脳を覆う膜は、表面から硬膜、くも膜、軟膜となっており、くも膜と軟膜の間は「くも膜下腔」と呼ばれ脳脊髄液が循環しています。くも膜下出血とは、脳動脈瘤破裂や脳動静脈奇形からの出血により、くも膜下腔に血液が混入した疾患で、脳血管障害の約1割を占める疾患です。



原因

原因の多くは脳動脈瘤の破裂で約80%を占めます。この他、脳動静脈奇形からの出血や、もやもや病、頭部外傷、脳腫瘍や脳動脈解離の瘤の破裂によるくも膜下出血があります。原因となる責任遺伝子は発見されていませんが、多発性嚢胞腎の約15%はくも膜下出血を合併すると言われ、くも膜下出血を発症した家族は通常に比べて数倍の頻度で未破裂脳動脈瘤を有すると言われています。


疫学

平成29年の厚生労働省の統計によると、脳血管疾患での死亡数109,880人のうち、脳梗塞62,122人(57%)、脳内出血32,654人(30%)に次いで、くも膜下出血は12,307人(11%)となっています。患者は男性:女性= 1:2で女性に多く、男性では50代がピーク、女性は70代後半がピークと言われています。



症状

主な症状は激しい頭痛と吐き気です。また出血部位によっては、意識障害や、けいれん発作を起こす事もあります。

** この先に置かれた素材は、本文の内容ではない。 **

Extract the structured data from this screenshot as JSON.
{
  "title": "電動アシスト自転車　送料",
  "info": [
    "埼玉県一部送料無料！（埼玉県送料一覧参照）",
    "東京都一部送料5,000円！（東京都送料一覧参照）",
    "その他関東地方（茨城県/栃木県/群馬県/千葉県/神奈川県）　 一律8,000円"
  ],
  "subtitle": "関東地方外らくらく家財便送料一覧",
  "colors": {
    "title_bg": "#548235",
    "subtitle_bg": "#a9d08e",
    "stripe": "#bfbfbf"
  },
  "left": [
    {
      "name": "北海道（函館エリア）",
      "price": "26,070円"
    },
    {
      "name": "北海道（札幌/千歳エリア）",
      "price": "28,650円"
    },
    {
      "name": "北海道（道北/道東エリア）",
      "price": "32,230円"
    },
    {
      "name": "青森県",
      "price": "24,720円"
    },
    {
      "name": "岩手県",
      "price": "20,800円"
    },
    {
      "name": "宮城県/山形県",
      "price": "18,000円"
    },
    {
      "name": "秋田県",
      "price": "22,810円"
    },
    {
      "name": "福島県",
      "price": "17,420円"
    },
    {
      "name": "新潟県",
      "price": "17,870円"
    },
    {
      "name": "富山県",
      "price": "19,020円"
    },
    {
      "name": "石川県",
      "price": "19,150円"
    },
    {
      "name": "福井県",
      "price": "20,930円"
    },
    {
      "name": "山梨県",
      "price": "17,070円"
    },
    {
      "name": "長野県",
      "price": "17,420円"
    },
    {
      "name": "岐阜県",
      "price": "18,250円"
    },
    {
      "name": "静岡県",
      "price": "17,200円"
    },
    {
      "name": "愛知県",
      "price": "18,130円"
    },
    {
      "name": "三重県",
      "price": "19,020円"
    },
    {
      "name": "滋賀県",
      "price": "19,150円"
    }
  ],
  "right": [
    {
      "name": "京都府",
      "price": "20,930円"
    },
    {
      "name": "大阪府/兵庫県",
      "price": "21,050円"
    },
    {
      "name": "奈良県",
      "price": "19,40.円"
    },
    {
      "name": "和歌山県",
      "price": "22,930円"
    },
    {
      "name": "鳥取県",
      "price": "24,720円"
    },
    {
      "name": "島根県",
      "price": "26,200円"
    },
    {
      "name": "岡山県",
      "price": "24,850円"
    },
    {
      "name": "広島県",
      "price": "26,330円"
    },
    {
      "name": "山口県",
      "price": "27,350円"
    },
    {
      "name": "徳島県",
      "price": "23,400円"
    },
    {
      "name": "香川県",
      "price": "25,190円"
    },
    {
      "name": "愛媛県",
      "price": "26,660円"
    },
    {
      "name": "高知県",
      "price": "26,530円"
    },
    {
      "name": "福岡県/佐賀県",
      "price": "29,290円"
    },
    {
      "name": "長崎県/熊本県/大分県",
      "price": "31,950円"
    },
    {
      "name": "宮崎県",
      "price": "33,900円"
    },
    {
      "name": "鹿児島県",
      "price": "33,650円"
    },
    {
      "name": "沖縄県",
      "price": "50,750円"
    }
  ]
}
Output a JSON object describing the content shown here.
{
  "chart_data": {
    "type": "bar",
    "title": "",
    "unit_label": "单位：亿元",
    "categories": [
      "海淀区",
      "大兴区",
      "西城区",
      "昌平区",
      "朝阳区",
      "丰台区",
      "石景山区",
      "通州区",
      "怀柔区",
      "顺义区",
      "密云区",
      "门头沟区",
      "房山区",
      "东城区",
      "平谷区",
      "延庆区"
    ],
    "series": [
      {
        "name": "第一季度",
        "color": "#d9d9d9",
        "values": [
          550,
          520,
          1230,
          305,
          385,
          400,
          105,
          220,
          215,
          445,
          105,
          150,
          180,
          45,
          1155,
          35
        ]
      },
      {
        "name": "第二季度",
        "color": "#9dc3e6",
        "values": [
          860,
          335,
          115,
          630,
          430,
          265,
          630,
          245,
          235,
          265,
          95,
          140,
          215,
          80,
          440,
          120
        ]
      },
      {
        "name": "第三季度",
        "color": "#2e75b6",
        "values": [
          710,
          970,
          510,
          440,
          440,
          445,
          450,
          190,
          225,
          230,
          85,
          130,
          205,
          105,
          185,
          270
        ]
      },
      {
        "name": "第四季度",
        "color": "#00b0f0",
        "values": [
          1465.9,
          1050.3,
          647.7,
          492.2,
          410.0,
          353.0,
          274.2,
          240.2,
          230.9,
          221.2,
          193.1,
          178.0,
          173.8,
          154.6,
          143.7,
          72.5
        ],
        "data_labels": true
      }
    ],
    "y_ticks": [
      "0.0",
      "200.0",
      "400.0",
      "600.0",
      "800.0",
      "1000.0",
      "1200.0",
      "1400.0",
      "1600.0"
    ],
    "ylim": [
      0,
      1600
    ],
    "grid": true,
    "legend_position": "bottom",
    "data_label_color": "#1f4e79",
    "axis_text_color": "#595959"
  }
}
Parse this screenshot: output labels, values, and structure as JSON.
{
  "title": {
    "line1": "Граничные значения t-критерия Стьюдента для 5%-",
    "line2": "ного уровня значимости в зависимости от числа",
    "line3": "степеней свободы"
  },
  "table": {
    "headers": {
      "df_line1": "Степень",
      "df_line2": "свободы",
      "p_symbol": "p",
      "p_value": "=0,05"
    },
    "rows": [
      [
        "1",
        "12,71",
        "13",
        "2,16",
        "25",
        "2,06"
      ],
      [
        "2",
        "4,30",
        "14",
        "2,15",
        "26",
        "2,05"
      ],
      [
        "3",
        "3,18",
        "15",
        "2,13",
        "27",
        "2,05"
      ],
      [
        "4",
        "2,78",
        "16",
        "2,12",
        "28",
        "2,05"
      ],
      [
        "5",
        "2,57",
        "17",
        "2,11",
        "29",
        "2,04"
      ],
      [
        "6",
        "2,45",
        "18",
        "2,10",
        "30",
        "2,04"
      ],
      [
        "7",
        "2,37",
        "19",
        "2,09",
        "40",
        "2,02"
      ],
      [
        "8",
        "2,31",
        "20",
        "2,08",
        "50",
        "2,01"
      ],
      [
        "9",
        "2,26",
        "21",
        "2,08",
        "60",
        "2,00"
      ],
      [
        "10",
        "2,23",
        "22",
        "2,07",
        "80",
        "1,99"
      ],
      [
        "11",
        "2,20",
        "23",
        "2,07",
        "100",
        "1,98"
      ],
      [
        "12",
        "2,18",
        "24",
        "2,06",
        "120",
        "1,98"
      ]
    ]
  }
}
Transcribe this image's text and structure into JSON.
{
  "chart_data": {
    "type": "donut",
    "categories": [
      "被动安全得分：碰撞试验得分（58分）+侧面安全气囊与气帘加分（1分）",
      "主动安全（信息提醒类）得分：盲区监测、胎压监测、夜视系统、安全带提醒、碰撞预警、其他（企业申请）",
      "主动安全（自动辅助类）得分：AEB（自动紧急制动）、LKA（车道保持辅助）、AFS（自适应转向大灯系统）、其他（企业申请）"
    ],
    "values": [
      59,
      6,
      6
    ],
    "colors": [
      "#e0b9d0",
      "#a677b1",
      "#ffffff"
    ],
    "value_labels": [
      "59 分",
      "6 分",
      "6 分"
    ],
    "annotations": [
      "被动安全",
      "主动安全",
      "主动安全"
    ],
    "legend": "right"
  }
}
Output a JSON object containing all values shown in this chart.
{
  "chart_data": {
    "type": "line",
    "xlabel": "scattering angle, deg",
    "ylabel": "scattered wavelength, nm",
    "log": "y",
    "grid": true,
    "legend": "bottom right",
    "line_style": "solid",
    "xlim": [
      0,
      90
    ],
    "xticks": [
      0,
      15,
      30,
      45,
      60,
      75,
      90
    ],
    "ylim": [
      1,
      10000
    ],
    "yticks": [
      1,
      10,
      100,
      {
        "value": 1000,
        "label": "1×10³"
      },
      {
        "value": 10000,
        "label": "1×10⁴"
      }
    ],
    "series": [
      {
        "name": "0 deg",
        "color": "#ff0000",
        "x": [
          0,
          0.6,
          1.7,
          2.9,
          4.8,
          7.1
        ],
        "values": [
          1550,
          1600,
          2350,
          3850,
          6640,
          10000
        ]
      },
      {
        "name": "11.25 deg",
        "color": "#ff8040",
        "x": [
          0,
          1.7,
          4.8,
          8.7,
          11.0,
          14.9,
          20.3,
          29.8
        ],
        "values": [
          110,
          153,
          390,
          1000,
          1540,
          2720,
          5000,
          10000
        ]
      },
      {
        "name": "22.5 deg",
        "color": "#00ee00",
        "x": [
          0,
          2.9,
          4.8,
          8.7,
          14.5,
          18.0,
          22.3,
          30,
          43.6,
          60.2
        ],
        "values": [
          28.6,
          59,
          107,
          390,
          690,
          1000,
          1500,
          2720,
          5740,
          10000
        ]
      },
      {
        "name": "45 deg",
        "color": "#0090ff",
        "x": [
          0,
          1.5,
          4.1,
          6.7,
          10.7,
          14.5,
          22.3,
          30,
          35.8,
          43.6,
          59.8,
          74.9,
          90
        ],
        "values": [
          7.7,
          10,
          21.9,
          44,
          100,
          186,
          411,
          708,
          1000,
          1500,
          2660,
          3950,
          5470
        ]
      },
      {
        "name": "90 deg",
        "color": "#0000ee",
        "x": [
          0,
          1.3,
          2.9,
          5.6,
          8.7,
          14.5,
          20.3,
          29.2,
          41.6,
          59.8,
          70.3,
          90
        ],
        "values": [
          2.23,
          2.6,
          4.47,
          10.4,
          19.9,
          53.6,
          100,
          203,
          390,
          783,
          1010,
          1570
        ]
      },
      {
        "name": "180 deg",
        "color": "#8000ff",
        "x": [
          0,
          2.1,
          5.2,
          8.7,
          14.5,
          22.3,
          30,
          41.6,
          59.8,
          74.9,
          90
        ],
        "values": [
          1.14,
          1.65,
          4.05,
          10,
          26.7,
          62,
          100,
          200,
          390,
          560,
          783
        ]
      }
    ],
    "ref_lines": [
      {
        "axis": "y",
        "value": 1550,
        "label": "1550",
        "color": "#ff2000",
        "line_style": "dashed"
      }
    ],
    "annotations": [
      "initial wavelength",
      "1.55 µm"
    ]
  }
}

また前兆として軽い頭痛が生じたり、眼球を動かす動眼神経を動脈瘤が圧迫することで物が二重に見える複視や、まぶたが下がって来る等の症状があらわれることがあります。


診断

身体所見としては、項部硬直やケルニッヒ徴候等の髄膜刺激症状がみられます。CTでは、くも膜下腔に高吸収領域(白く抽出)が認められます。 MRIでは血腫が少量の場合や、時間が経過した症例ではCTよりも検出率が高いといわれており、MRA(血管撮影)も同時に撮影できる利点があります。腰椎穿刺では血液混入(急性期)やキサントクロミー(陳旧性)が肉眼でも認められますが、徐脈や乳頭浮腫等の脳圧亢進症状がある場合には、脳ヘルニアを助長する恐れがあるので禁忌とされます。


治療

破裂した動脈瘤の根元を直視下でクリッピングする開頭動脈瘤クリッピング術や、血管カテーテルにより動脈瘤内にプラチナ製のコイルを詰めて閉塞する、コイル塞栓術が急性期の主な手術療法で、水頭症の様な合併症に対しては脳室―腹腔短絡術(∨-Pシャント)等を行います。


合併症・後遺症

再出血はくも膜下出血の約20%に生じ、24時間以内が多く、再出血を起こすと予後は不良となります。血腫の影響で脳の動脈が縮む脳血管攣縮は3~4割に生じ、発症4日~14日が多く、血管攣縮による梗塞は通常の脳梗塞よりも重篤です。晩期の合併症としては正常圧水頭症があります。また麻痺や言語障害、感覚障害、記憶障害、視野障害等の後遺症が残ることがあります。

予後

くも膜下出血は太い血管から出血するため、他の脳卒中と比べると生命の 危険が高くなります。約1/3の患者さんは死亡し、1/3に後遺症が残り、残りの1/3が社会復帰できるまでに回復するといわれています。 くも膜下出血は再発率の高い疾患で、ある統計では10年以内に70%の人が再発するともいわれており、再発すると死亡率がより高まります。

引受査定のポイント

現症はいずれも引受延期です。既往症は死亡系は引受延期~保険料割増等の条件付での引受ですが、医療保険については、一定期間は引受延期としたほうがよいでしょう。麻痺等の後遺症がある場合には加算して引受査定をします。